Jax: Computing the diagonal elements of a Hessian

Created on 20 Jul 2020 · 9Comments · Source: google/jax

Hi all,

I would like to use Jax to compute the diagonal elelments of a Hessian matrix, i.e second partial derivatives \partial y^2 / \partial x_j^2. What's the most efficient way to do this? I know that for columns of the Hessian, I could use Hessian-vector products, but what can I do in this case to avoid computing full Hessians?

question

Source

Marius1311

All 9 comments

Unfortunately, computing the diagonal elements of a Hessian is fundamentally just as expensive as computing the full Hessian (i.e., there aren't any tricks that JAX or any other library could use). See also https://github.com/google/jax/issues/564 and https://github.com/HIPS/autograd/issues/445 for more discussion.

jekbradbury on 21 Jul 2020

(Assuming there isn't any additional structure to your problem that would make it easier, such as having a component with a diagonal or otherwise sparse Jacobian)

jekbradbury on 21 Jul 2020

If my jacobian is diagonal, what is the most elegant way to get the diagonal of the hessian?

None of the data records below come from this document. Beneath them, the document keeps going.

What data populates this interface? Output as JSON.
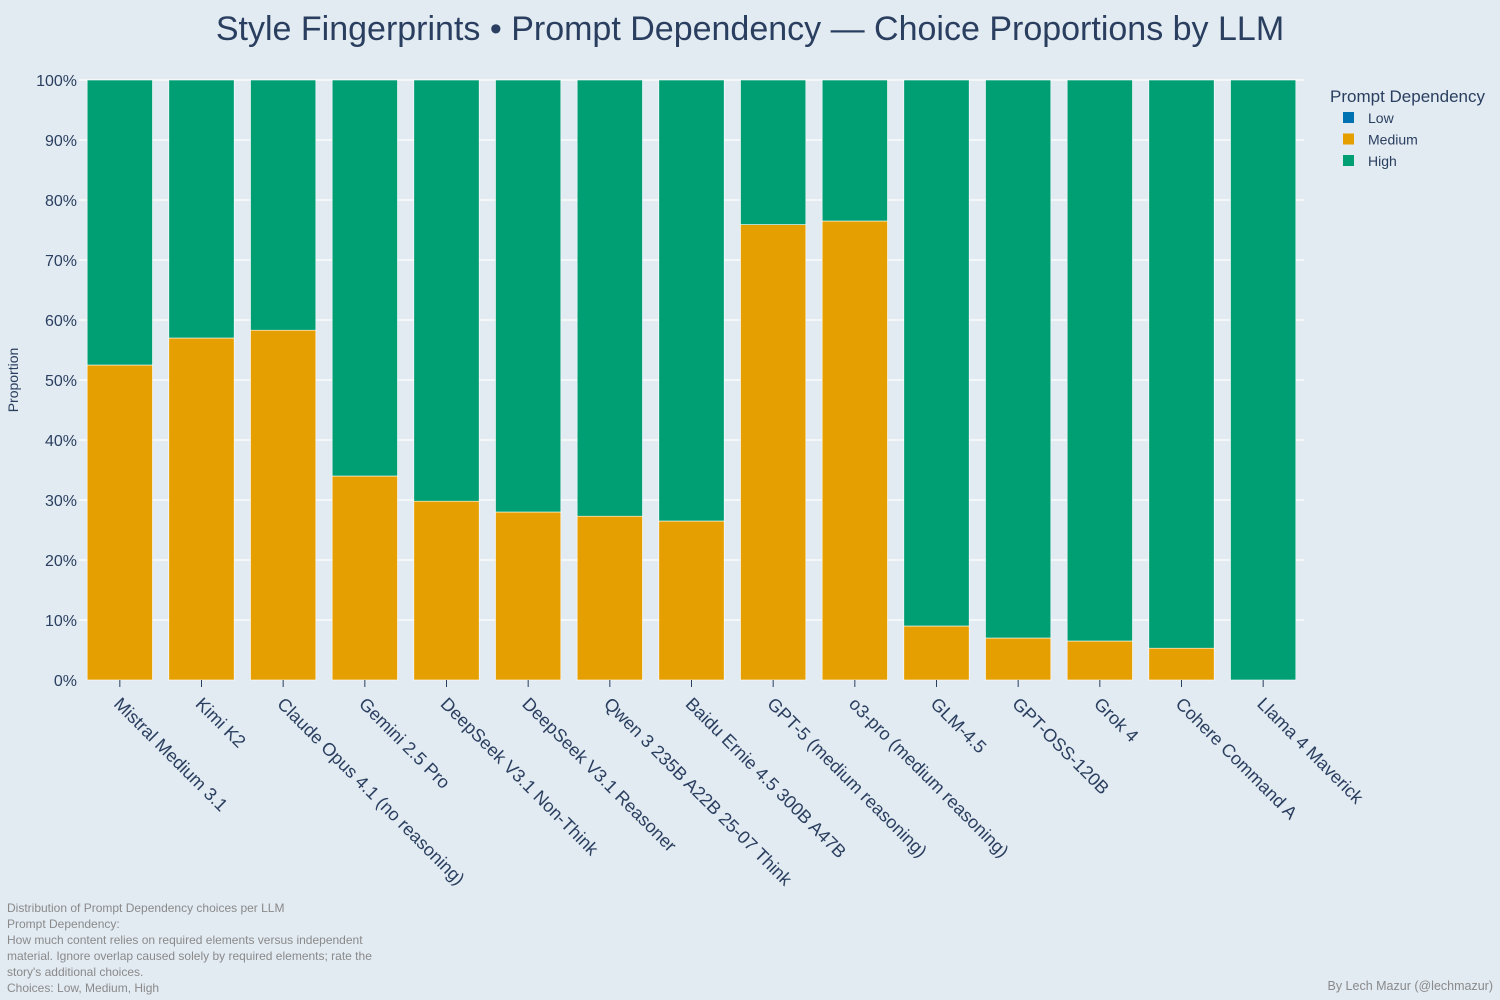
{
  "chart_data": {
    "type": "bar",
    "stacked": true,
    "title": "Style Fingerprints • Prompt Dependency — Choice Proportions by LLM",
    "ylabel": "Proportion",
    "ylim": [
      0,
      1
    ],
    "y_ticks": [
      "0%",
      "10%",
      "20%",
      "30%",
      "40%",
      "50%",
      "60%",
      "70%",
      "80%",
      "90%",
      "100%"
    ],
    "grid": true,
    "legend": {
      "title": "Prompt Dependency",
      "position": "top-right"
    },
    "categories": [
      "Mistral Medium 3.1",
      "Kimi K2",
      "Claude Opus 4.1 (no reasoning)",
      "Gemini 2.5 Pro",
      "DeepSeek V3.1 Non-Think",
      "DeepSeek V3.1 Reasoner",
      "Qwen 3 235B A22B 25-07 Think",
      "Baidu Ernie 4.5 300B A47B",
      "GPT-5 (medium reasoning)",
      "o3-pro (medium reasoning)",
      "GLM-4.5",
      "GPT-OSS-120B",
      "Grok 4",
      "Cohere Command A",
      "Llama 4 Maverick"
    ],
    "series": [
      {
        "name": "Low",
        "color": "#0072b2",
        "values": [
          0,
          0,
          0,
          0,
          0,
          0,
          0,
          0,
          0,
          0,
          0,
          0,
          0,
          0,
          0
        ]
      },
      {
        "name": "Medium",
        "color": "#e69f00",
        "values": [
          0.525,
          0.57,
          0.583,
          0.34,
          0.298,
          0.28,
          0.273,
          0.265,
          0.759,
          0.765,
          0.09,
          0.07,
          0.065,
          0.053,
          0.0
        ]
      },
      {
        "name": "High",
        "color": "#009e73",
        "values": [
          0.475,
          0.43,
          0.417,
          0.66,
          0.702,
          0.72,
          0.727,
          0.735,
          0.241,
          0.235,
          0.91,
          0.93,
          0.935,
          0.947,
          1.0
        ]
      }
    ]
  },
  "footnote": {
    "lines": [
      "Distribution of Prompt Dependency choices per LLM",
      "Prompt Dependency:",
      "How much content relies on required elements versus independent",
      "material. Ignore overlap caused solely by required elements; rate the",
      "story's additional choices.",
      "Choices: Low, Medium, High"
    ]
  },
  "credit": "By Lech Mazur (@lechmazur)"
}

In autograd it was elementwise_grad twice, but for some reason I can't wrap my head around vmap and jacobian for a general form in jax...

clemisch on 21 Jul 2020

Thanks @jekbradbury! My Jacobian does not have any sparsity structure I can exploit, unfortunetely.

Marius1311 on 21 Jul 2020

@clemisch if you have a function with a diagonal Jacobian, I believe that means it must act elementwise (or act elementwise up to an additive vector constant). For such a function, the equivalent of Autograd elementwise_grad is vmap(grad(f)) where f is the version that acts on a scalar.

jekbradbury on 21 Jul 2020

👍1

If my jacobian is diagonal, what is the most elegant way to get the diagonal of the hessian?

Whether you can use vmap may depend on whether your function is rank-polymorphic. Let's assume it's not, so that we have a function f modeling a function f : R^n -> R which we're promised has a diagonal Hessian.

Mathematically, if we can compute a Hessian-vector product (HVP), then we can reveal the diagonal entries of a diagonal Hessian by applying an HVP to an all-ones vector. Here's one way to do it:

from jax import jvp, grad, hessian
import jax.numpy as jnp
import numpy.random as npr

rng = npr.RandomState(0)
a = rng.randn(4)
x = rng.randn(4)

# function with diagonal Hessian that isn't rank-polymorphic
def f(x):
  assert x.ndim == 1
  return jnp.sum(jnp.tanh(a * x))


def hvp(f, x, v):
  return jvp(grad(f), (x,), (v,))[1]

print(hessian(f)(x))
print(jnp.diag(hessian(f)(x)))
print(hvp(f, x, jnp.ones_like(x)))

$ python issue3801.py
[[-0.03405464  0.          0.          0.        ]
 [ 0.          0.10269941  0.          0.        ]
 [ 0.          0.         -0.65265197  0.        ]
 [ 0.          0.          0.          2.9311912 ]]
[-0.03405464  0.10269941 -0.65265197  2.9311912 ]
[-0.03405464  0.10269941 -0.65265197  2.9311912 ]

That hvp implementation is in the autodiff cookbook.